Così come non ho mai messo in discussione l’interrogazione parlamentare dell’on. Orrico, che richiama il Governo a una verifica di legittimità.

Resta però inevasa una questione centrale: il rappresentante legale del bando ChiamaRoma è il Sindaco di Roma, e il suo Direttore Generale ha già risposto, rivendicando – con una nota peraltro controversa – la piena legittimità dell’impianto.

Ed è qui che nasce l’interrogativo politico: perché, a fronte di una clausola di territorialità riconosciuta come penalizzante per i lavoratori di Crotone, nessuno chiama apertamente alla propria responsabilità il Sindaco di Roma, esponente di primo piano e fondatore del Partito Democratico? Di certo non del centrodestra.

Siamo consapevoli che il contesto politico locale sia oggi fortemente condizionato dalla campagna elettorale, spesso più concentrata sugli annunci che su proposte concrete e soluzioni reali. Un tempo, in situazioni come queste, c’era persino una competizione positiva: chi interveniva per primo, chi si faceva avanti per risolvere il problema. Oggi, purtroppo, non accade nemmeno questo, ed è un segnale che non può essere ignorato.

Il richiamo all’unità va bene, è giusto ed è condivisibile. Ma l’unità ha senso solo se fondata su idee chiare, azioni concrete e tempi coerenti. Non può trasformarsi in un’unità spirituale, fatta di buone intenzioni, dichiarazioni tardive o interventi che, pur animati da nobili sentimenti, non producono effetti reali.

Fa piacere constatare che ciò che ieri sembrava invisibile oggi diventi improvvisamente degno di interesse. Peccato solo per il ritardo: i problemi c’erano prima, sono stati segnalati prima e avrebbero meritato risposte prima.

Accogliamo comunque questo improvviso risveglio con spirito costruttivo – e con quel pizzico di sarcasmo che nasce quando l’attenzione arriva solo dopo che qualcuno ha avuto il coraggio di alzarsi, disturbare e parlare chiaro.

Questa potrebbe essere l’occasione, finalmente, per evitare auto-referenzialità e mettere in campo azioni politiche concrete e incisive nei confronti di chi ha realmente in mano il futuro di 125 famiglie.

Spostare il tiro, creare confusione, strumentalizzare o personalizzare il confronto non fa che rendere più difficile la soluzione della vertenza e allontanare l’obiettivo che la stessa politica dichiara di voler perseguire: l’unità.

Meglio tardi che mai, si dice. Ma quando si parla di lavoro e di famiglie, la tempestività non è un dettaglio: è parte integrante della responsabilità.

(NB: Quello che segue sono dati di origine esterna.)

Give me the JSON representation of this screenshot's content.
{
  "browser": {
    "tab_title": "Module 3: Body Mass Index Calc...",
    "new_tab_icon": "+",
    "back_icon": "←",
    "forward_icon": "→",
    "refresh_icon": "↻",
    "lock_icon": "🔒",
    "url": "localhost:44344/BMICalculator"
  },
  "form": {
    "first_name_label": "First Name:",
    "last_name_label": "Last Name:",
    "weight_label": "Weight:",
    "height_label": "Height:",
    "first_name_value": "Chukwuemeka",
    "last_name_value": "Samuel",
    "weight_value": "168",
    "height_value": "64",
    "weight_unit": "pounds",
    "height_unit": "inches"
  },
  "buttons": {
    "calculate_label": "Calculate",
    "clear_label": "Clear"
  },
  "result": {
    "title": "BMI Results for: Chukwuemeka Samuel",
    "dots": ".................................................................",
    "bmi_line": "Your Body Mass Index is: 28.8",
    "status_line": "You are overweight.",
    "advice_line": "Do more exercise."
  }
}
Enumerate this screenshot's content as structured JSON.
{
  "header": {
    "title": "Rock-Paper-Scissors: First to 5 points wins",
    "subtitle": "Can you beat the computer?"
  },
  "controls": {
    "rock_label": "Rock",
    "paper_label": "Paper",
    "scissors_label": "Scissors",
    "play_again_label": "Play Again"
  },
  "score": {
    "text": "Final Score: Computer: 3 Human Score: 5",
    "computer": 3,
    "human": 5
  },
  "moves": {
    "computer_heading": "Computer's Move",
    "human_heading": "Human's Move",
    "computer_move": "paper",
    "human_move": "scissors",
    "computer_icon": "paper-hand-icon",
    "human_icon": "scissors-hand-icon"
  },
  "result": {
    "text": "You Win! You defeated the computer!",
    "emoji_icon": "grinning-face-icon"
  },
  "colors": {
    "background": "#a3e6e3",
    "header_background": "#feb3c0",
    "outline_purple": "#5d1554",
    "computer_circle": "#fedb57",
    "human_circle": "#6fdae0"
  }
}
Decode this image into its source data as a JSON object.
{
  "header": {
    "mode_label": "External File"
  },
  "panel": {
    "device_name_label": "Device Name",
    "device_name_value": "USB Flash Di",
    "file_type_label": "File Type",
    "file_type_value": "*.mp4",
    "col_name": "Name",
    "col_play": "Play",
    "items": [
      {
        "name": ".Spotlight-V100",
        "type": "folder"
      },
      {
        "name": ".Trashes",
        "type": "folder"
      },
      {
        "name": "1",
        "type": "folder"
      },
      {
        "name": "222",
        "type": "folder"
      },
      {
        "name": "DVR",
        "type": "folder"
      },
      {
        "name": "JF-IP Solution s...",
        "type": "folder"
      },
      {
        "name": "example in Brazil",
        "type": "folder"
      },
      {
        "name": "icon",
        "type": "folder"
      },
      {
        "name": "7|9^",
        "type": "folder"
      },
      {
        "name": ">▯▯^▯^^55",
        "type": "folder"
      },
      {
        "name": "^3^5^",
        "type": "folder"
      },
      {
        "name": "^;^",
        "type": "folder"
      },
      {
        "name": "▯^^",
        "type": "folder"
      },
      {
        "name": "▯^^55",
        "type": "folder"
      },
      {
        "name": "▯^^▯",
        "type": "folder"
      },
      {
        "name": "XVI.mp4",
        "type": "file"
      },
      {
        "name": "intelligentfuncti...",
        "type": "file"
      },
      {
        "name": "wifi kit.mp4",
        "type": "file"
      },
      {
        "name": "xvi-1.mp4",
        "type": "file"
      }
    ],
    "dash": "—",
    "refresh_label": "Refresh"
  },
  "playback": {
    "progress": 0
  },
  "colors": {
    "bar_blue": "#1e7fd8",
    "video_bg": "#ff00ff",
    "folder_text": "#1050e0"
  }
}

La CONF.I.A.L. continuerà a fare la propria parte, come sempre, muovendo tutti i canali istituzionali. Ma una cosa è chiara: il tempo conta, e le responsabilità politiche non possono essere rinviate.

Oggi le possibilità di intervenire esistono ancora. Sta alla politica dimostrare di volerle esercitare. Con i fatti.

Fabio Tomaino Portavoce Nazionale CONF.I.A.L.